On Sunday night, actress Regina King will compete for a Golden Globe for her role in the freshman season of ABC's gritty drama American Crime. Although she's up against the likes of Orange Is The New Black's Uzo Aduba, King has pretty good odds: she already won an Emmy for the same role just last September. (Her victory likely caused many a viewer to think to themselves, "American What? What is this show I've never heard of?") This Wednesday, only four days before the Golden Globes ceremony, Season 2 of American Crime will premiere. If you're thinking it's too late to get onboard this show, thankfully, you're wrong. Because it is an anthology series, American Crime Seasons 1 and 2 will not be connected.
Just like FX's American Horror Story, the plot, location, and characters of American Crime will completely reset for the new season, while keeping most of the core cast intact. Just like viewers can expect to see Sarah Paulson and Evan Peters to pop up every year on AHS, Regina King and her co-stars — including Felicity Huffman and Timothy Hutton — will all be returning for another go-round on American Crime in 2016. This year, the action will shift from Modesto, California to Indianapolis, Indiana; the crime in question will center on a student who accuses members of his private school's championship basketball team of sexually assaulting him at a party.
The change in setting means that all of the show's cast will be playing brand new characters. King will shift from supportive sister Aliyah Shadeed to the disbelieving mother of one of the accused teenagers. Meanwhile, Huffman and Hutton — who played the victim's parents last season — will this time play the school's president and basketball coach, respectively. Other returning cast members are Lily Taylor (as the victim's mother), Elvis Nolasco (as the public school's principal), and Richard Cabral. New faces joining the show for the first time in Season 2 include Hope Davis (most recently of FOX's Wayward Pines) and rapper André Benjamin as the husband of King's character.
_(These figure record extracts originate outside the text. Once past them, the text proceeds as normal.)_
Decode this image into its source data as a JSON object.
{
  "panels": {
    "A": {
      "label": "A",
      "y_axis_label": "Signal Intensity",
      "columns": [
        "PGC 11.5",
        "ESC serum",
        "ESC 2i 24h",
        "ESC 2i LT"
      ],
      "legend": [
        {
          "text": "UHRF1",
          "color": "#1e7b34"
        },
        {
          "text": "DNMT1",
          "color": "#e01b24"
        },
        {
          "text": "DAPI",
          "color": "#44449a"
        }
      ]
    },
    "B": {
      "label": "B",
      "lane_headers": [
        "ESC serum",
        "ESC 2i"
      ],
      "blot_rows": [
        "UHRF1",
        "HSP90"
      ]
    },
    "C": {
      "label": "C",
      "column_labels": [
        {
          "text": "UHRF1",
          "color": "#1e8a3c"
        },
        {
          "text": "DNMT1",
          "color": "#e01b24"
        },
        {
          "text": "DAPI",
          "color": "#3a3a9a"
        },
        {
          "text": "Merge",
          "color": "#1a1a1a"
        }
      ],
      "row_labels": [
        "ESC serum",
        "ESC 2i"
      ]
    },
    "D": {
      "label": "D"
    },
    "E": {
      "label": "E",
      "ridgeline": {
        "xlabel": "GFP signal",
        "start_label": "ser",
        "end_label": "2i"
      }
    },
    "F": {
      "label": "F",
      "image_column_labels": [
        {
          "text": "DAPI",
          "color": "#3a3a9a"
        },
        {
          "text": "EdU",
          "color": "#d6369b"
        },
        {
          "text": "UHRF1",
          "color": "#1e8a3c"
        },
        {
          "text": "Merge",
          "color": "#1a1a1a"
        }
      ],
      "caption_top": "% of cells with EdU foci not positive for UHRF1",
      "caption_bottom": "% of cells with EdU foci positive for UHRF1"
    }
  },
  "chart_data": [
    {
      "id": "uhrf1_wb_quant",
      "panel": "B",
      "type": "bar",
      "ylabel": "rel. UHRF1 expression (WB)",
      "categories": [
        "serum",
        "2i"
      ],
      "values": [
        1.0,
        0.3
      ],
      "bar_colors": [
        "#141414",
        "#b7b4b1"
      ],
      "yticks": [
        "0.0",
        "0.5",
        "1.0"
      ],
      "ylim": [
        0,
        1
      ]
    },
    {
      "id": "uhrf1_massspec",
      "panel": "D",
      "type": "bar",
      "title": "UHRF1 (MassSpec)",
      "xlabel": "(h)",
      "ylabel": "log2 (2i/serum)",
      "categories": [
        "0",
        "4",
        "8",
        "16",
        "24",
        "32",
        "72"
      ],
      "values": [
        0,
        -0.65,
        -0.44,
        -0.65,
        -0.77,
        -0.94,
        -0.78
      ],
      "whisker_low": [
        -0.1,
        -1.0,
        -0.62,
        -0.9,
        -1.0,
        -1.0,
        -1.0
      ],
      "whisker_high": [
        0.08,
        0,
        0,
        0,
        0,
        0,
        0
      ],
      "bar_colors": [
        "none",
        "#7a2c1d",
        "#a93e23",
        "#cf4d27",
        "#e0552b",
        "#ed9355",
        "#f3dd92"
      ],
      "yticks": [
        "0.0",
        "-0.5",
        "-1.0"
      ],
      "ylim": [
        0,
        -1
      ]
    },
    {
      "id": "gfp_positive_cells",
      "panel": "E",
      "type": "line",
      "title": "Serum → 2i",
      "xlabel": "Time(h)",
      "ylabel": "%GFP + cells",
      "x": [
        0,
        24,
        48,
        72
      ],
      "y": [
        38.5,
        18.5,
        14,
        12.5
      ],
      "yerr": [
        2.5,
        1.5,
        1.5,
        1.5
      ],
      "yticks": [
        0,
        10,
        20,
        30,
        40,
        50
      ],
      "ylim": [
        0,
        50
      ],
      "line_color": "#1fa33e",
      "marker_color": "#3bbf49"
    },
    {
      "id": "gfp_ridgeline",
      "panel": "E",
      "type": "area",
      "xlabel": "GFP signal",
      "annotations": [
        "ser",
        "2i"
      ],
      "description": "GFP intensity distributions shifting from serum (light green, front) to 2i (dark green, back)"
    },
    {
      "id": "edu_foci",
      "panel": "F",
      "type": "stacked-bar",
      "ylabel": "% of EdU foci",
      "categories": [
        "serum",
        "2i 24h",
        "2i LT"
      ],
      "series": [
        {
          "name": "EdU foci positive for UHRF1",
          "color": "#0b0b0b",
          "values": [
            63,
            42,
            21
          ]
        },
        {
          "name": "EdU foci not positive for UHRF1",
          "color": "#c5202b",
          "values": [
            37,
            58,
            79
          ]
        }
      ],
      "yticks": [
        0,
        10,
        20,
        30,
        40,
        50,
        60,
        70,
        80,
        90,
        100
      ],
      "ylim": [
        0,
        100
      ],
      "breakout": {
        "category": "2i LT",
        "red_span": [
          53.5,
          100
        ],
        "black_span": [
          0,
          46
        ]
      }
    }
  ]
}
The fact that so many faces will be recurring throughout the two seasons means that it would be difficult to connect the disparate crimes even if showrunner John Ridley (12 Years A Slave) wanted to. Of course, American Horror Story also started as a series of standalone seasons before more and more connections started to emerge between them, so who knows — Ridley could conceivably still change his mind. But while expecting audiences to suspend disbelief in regards to why multiple characters have the same face is par for the course in a fantastical horror series like AHS, the same thing probably wouldn't work as well on a straightforward drama like American Crime. How would Ridley explain the fact that a grieving mother in urban California and a wealthy principal in suburban Indiana are identical twins?
It's probably best for American Crime if the seasons remain distinct and disconnected. This is a series that's devoted to realism, to portraying uncomfortable truths about our country with unflinching honesty; if the show's dedication to realism were to start being called into question, it would undermine the entire endeavor. That's good new and bad news — bad if you were attached to Season 1's characters and are disappointed to hear that they won't be returning, but good for those TV viewers who might have missed the first season as it flew under the radar, and are now able to tune into the second season with no fear of missing anything when it premieres on Jan. 6 at 10 p.m.